The Heart and Its Significance in the Spiritual Life of Man, According to the Teaching of the Word of God

Whoever reads the word of God with due attention can easily notice that in all the sacred books and in all divinely inspired writers, the human heart is considered as the center of the entire bodily and spiritual life of man, as the most essential organ and the nearest seat of all the forces, functions, movements, desires, feelings, and thoughts of man with all their directions and shades. First of all, we will collect some passages from the Holy Scriptures, from which it will be clear that this view of the sacred writers on the essence and significance of the human heart in all areas of human life is distinguished by definiteness, clarity and all the signs of conscious conviction, and then we will compare this biblical teaching with the views on this subject that prevail in modern science.

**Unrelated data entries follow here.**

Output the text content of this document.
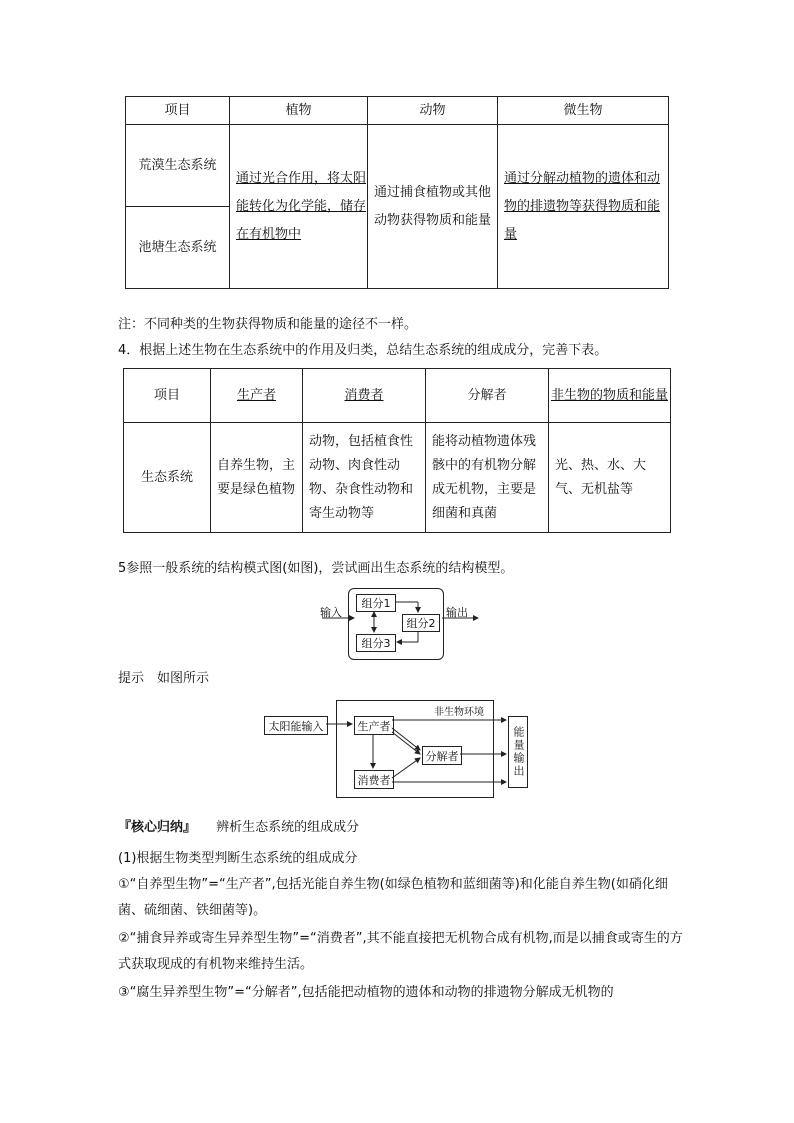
项目	植物	动物	微生物
荒漠生态系统	通过光合作用，将太阳能转化为化学能，储存在有机物中	通过捕食植物或其他动物获得物质和能量	通过分解动植物的遗体和动物的排遗物等获得物质和能量
池塘生态系统			

注：不同种类的生物获得物质和能量的途径不一样。

4．根据上述生物在生态系统中的作用及归类，总结生态系统的组成成分，完善下表。

项目	生产者	消费者	分解者	非生物的物质和能量
生态系统	自养生物，主要是绿色植物	动物，包括植食性动物、肉食性动物、杂食性动物和寄生动物等	能将动植物遗体残骸中的有机物分解成无机物，主要是细菌和真菌	光、热、水、大气、无机盐等

5参照一般系统的结构模式图(如图)，尝试画出生态系统的结构模型。

输入	输出
组分1
组分2
组分3

提示　如图所示

非生物环境
太阳能输入	生产者
分解者
消费者
能量输出
『核心归纳』 辨析生态系统的组成成分

(1)根据生物类型判断生态系统的组成成分

①“自养型生物”=“生产者”,包括光能自养生物(如绿色植物和蓝细菌等)和化能自养生物(如硝化细菌、硫细菌、铁细菌等)。

②“捕食异养或寄生异养型生物”=“消费者”,其不能直接把无机物合成有机物,而是以捕食或寄生的方式获取现成的有机物来维持生活。

③“腐生异养型生物”=“分解者”,包括能把动植物的遗体和动物的排遗物分解成无机物的
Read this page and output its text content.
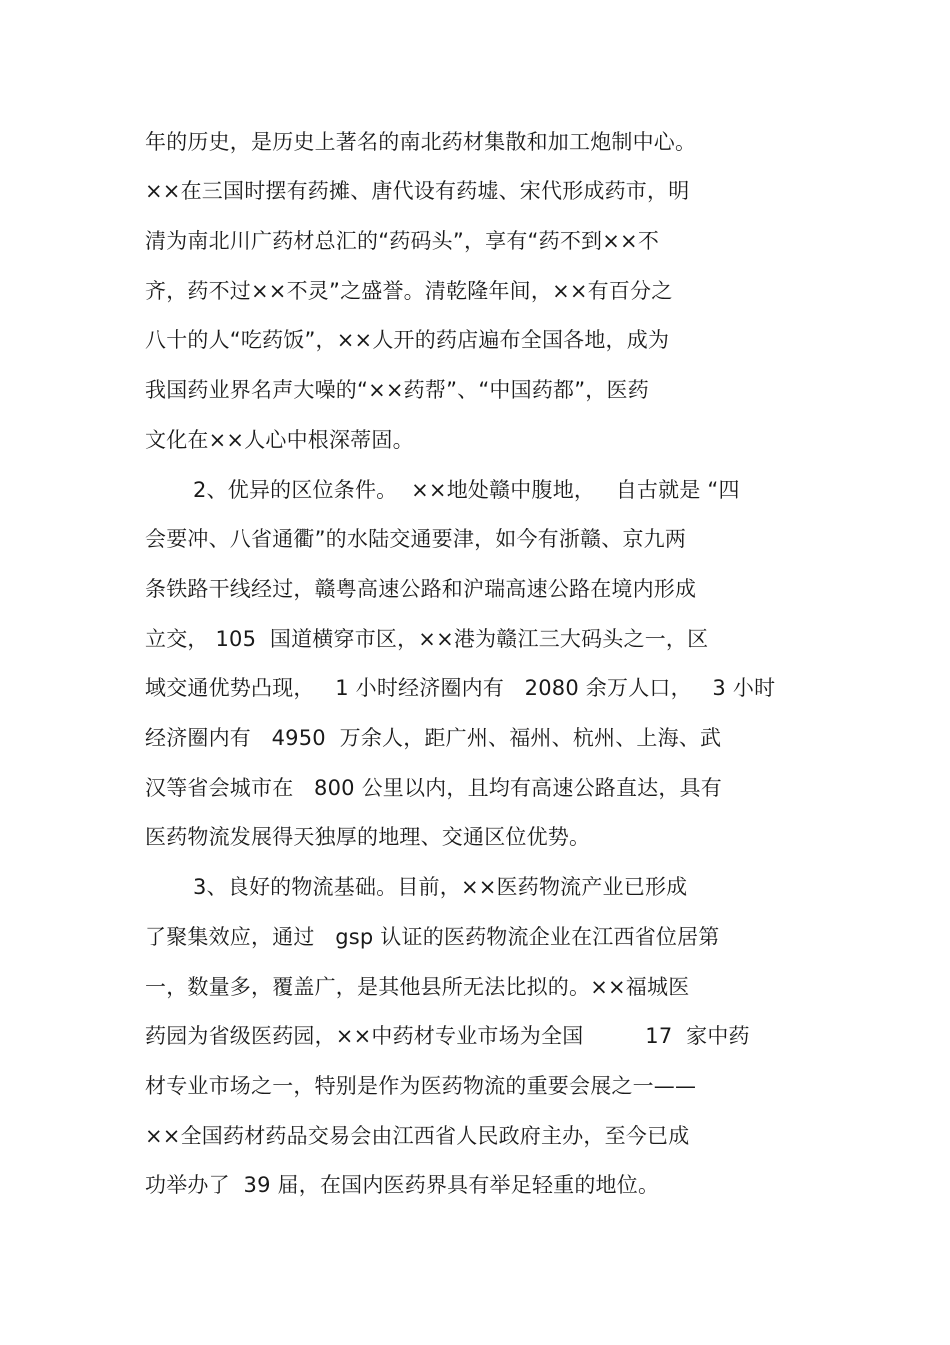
年的历史，是历史上著名的南北药材集散和加工炮制中心。
××在三国时摆有药摊、唐代设有药墟、宋代形成药市，明
清为南北川广药材总汇的“药码头”，享有“药不到××不
齐，药不过××不灵”之盛誉。清乾隆年间，××有百分之
八十的人“吃药饭”，××人开的药店遍布全国各地，成为
我国药业界名声大噪的“××药帮”、“中国药都”，医药
文化在××人心中根深蒂固。
2、优异的区位条件。  ××地处赣中腹地，   自古就是 “四
会要冲、八省通衢”的水陆交通要津，如今有浙赣、京九两
条铁路干线经过，赣粤高速公路和沪瑞高速公路在境内形成
立交， 105  国道横穿市区，××港为赣江三大码头之一，区
域交通优势凸现，   1 小时经济圈内有   2080 余万人口，   3 小时
经济圈内有   4950  万余人，距广州、福州、杭州、上海、武
汉等省会城市在   800 公里以内，且均有高速公路直达，具有
医药物流发展得天独厚的地理、交通区位优势。
3、良好的物流基础。目前，××医药物流产业已形成
了聚集效应，通过   gsp 认证的医药物流企业在江西省位居第
一，数量多，覆盖广，是其他县所无法比拟的。××福城医
药园为省级医药园，××中药材专业市场为全国         17  家中药
材专业市场之一，特别是作为医药物流的重要会展之一——
××全国药材药品交易会由江西省人民政府主办，至今已成
功举办了  39 届，在国内医药界具有举足轻重的地位。
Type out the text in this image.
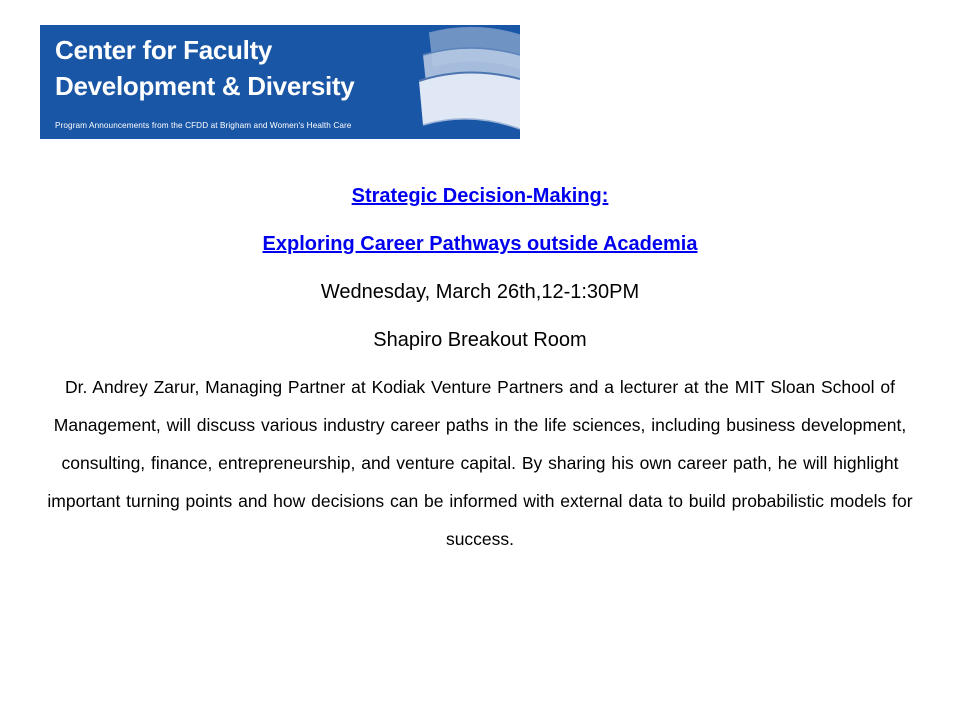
Center for Faculty
Development & Diversity
Program Announcements from the CFDD at Brigham and Women's Health Care
Strategic Decision-Making:
Exploring Career Pathways outside Academia
Wednesday, March 26th,12-1:30PM
Shapiro Breakout Room
Dr. Andrey Zarur, Managing Partner at Kodiak Venture Partners and a lecturer at the MIT Sloan School of Management, will discuss various industry career paths in the life sciences, including business development, consulting, finance, entrepreneurship, and venture capital. By sharing his own career path, he will highlight important turning points and how decisions can be informed with external data to build probabilistic models for success.
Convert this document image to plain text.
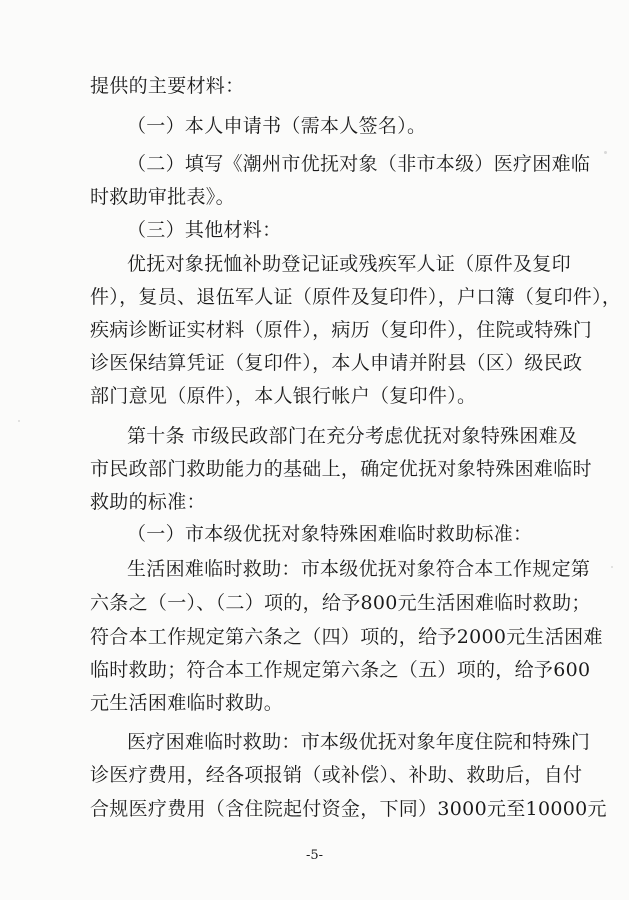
提供的主要材料：
（一）本人申请书（需本人签名）。
（二）填写《潮州市优抚对象（非市本级）医疗困难临
时救助审批表》。
（三）其他材料：
优抚对象抚恤补助登记证或残疾军人证（原件及复印
件），复员、退伍军人证（原件及复印件），户口簿（复印件），
疾病诊断证实材料（原件），病历（复印件），住院或特殊门
诊医保结算凭证（复印件），本人申请并附县（区）级民政
部门意见（原件），本人银行帐户（复印件）。
第十条 市级民政部门在充分考虑优抚对象特殊困难及
市民政部门救助能力的基础上，确定优抚对象特殊困难临时
救助的标准：
（一）市本级优抚对象特殊困难临时救助标准：
生活困难临时救助：市本级优抚对象符合本工作规定第
六条之（一）、（二）项的，给予800元生活困难临时救助；
符合本工作规定第六条之（四）项的，给予2000元生活困难
临时救助；符合本工作规定第六条之（五）项的，给予600
元生活困难临时救助。
医疗困难临时救助：市本级优抚对象年度住院和特殊门
诊医疗费用，经各项报销（或补偿）、补助、救助后，自付
合规医疗费用（含住院起付资金，下同）3000元至10000元
-5-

The heart is the guardian and bearer of all the bodily powers of man. Thus, David expresses the exhaustion of bodily strength from severe suffering with the words: "Leave me in my heart" (Psalm 39:13); My heart is troubled, forsake me my strength (37:11). A weary pilgrim strengthens his heart with bread (Judg. 19:5), and in general wine rejoices the heart of a man, and bread strengthens the heart of a man (Psalm 103:IG). Therefore the heart dries up when a man forgets to bear his bread (Psalm 101:5). The incontinent weigh down their hearts with gluttony and drunkenness (Luke 21:34), they feed their hearts as in the day of the slaughter (James 5:5). The merciful God filleth the hearts with food and gladness (Deipus 14:17).